Zitat von Cbrastreifen: Im Alltag reicht oft das ungefähr, weil man einander eher abtasten will, als tief diskutieren
Das scheint eine gängige Meinung zu sein, die sicher von vielen Menschen ihre Handhabung bei beiläufigen Situationen findet. Betrachtet man es aber genauer, so will eigentlich doch niemand das Ungefähre als ausreichend erachten. Niemand kauft eine Packung Kekse, auf der stehen würde: Inhalt ungefähr 500 Gramm. Ich lasse mir auch kein Fenster fürs Haus anfertigen, das ungefähr 80x100cm haben soll. Und jeder regt sich auf, wenn die Bahn ungefähr dann ankommt, wenn ein Zeitpunkt genannt wurde, statt pünktlich so sein. Das wären aber alles Umstände, die man hinnehmen könnte, wenn sie einen selbst nicht tangieren würden. Tangieren sie einen, gründet das aber schon auf Egoismus, beziehungsweise dem was Es eben ist, der Bezug zu einem selbst. Natürlich kann es für jemanden der eigentlich zu spät am Bahnsteig ist, gut sein, wenn die Bahn zu spät kommt und der freut sich dann, dass sein zu spät kommen keinen Nachteil für ihn hat. Ob demjenigen dann bewusst ist, dass diese Freude egoistisch ist, denn das ist sie, bleibt aber ungewiss.

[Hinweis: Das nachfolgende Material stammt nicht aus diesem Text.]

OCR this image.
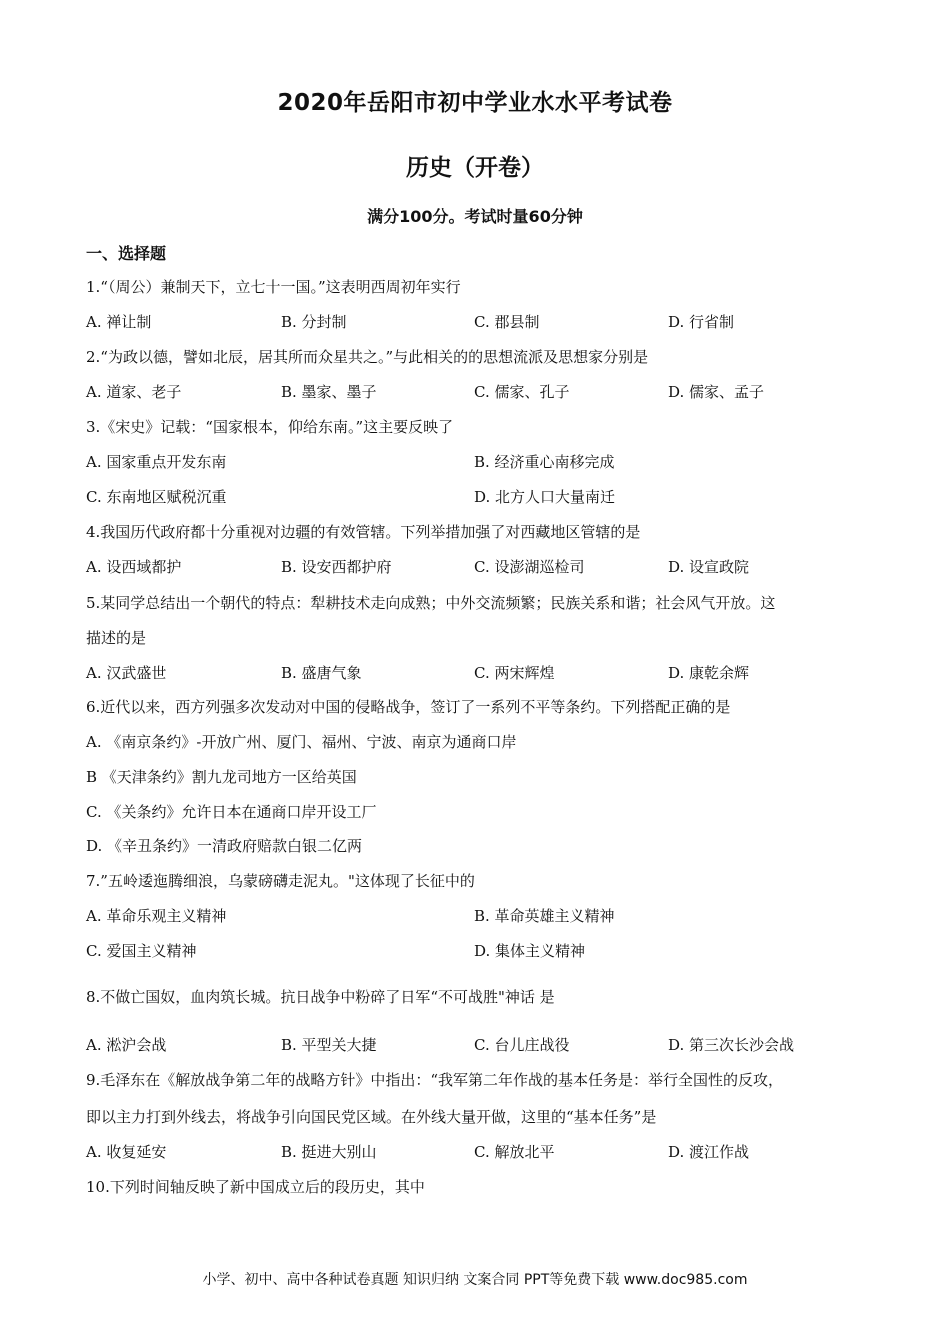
2020年岳阳市初中学业水水平考试卷
历史（开卷）
满分100分。考试时量60分钟
一、选择题
1.“（周公）兼制天下，立七十一国。”这表明西周初年实行
A. 禅让制	B. 分封制	C. 郡县制	D. 行省制
2.“为政以德，譬如北辰，居其所而众星共之。”与此相关的的思想流派及思想家分别是
A. 道家、老子	B. 墨家、墨子	C. 儒家、孔子	D. 儒家、孟子
3.《宋史》记载：“国家根本，仰给东南。”这主要反映了
A. 国家重点开发东南	B. 经济重心南移完成
C. 东南地区赋税沉重	D. 北方人口大量南迁
4.我国历代政府都十分重视对边疆的有效管辖。下列举措加强了对西藏地区管辖的是
A. 设西域都护	B. 设安西都护府	C. 设澎湖巡检司	D. 设宣政院
5.某同学总结出一个朝代的特点：犁耕技术走向成熟；中外交流频繁；民族关系和谐；社会风气开放。这
描述的是
A. 汉武盛世	B. 盛唐气象	C. 两宋辉煌	D. 康乾余辉
6.近代以来，西方列强多次发动对中国的侵略战争，签订了一系列不平等条约。下列搭配正确的是
A. 《南京条约》-开放广州、厦门、福州、宁波、南京为通商口岸
B 《天津条约》割九龙司地方一区给英国
C. 《关条约》允许日本在通商口岸开设工厂
D. 《辛丑条约》一清政府赔款白银二亿两
7.”五岭逶迤腾细浪，乌蒙磅礴走泥丸。"这体现了长征中的
A. 革命乐观主义精神	B. 革命英雄主义精神
C. 爱国主义精神	D. 集体主义精神
8.不做亡国奴，血肉筑长城。抗日战争中粉碎了日军“不可战胜"神话 是
A. 淞沪会战	B. 平型关大捷	C. 台儿庄战役	D. 第三次长沙会战
9.毛泽东在《解放战争第二年的战略方针》中指出：“我军第二年作战的基本任务是：举行全国性的反攻，
即以主力打到外线去，将战争引向国民党区域。在外线大量开做，这里的“基本任务”是
A. 收复延安	B. 挺进大别山	C. 解放北平	D. 渡江作战
10.下列时间轴反映了新中国成立后的段历史，其中
小学、初中、高中各种试卷真题 知识归纳 文案合同 PPT等免费下载 www.doc985.com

Es bliebe auch vielleicht öfter mal zu bedenken, ob etwas das zum „abtasten“ gesagt wird, trotzdem die Möglichkeit bietet, „tief“ etwas zu thematisieren, auch wenn das eigene Anliegen vielleicht eher auf dem Prinzip basiert: Hauptsache mal was gesagt.
Was mir halt bei diesem „Hauptsache mal was gesagt“ auffällt ist, dass es denjenigen wohl an einem Wortschatz mangelt, der meiner Meinung nach angebracht wäre um überhaupt ein „Klären“ des gesagten zu ermöglichen. Dabei bleibt aber sowieso unangetastet, wie jemand ein Wort bewusst und willentlich verwendet, um einen anderen Kontext zu setzen. Da macht ja auch oft der Ton die Musik. Dementsprechend bringt es meiner Meinung nach auch wenig, bestimmte Worte aus dem Sprachgebrauch zu verbannen, wenn die gemäßigte Alternative nach und nach selbst wieder negativ behaftet würde. Und je inflationärer ein Begriff im Ungefähren verwendet wird, desto größer ist nunmal die Wahrscheinlichkeit, dass er letztlich nur noch negativ besetzt wird, obwohl er es im Grunde nicht ist, weil er wertfrei etwas Tatsächliches beschreibt.
So ist auch mittlerweile „Migration“ (und dessen verwandten Begriffe) zumindest bei einigen Menschen hierzulande fast ausschließlich negativ besetzt und Einer, der je nach Tonlage auch als Beschimpfung oder zumindest Abwertung herhalten kann.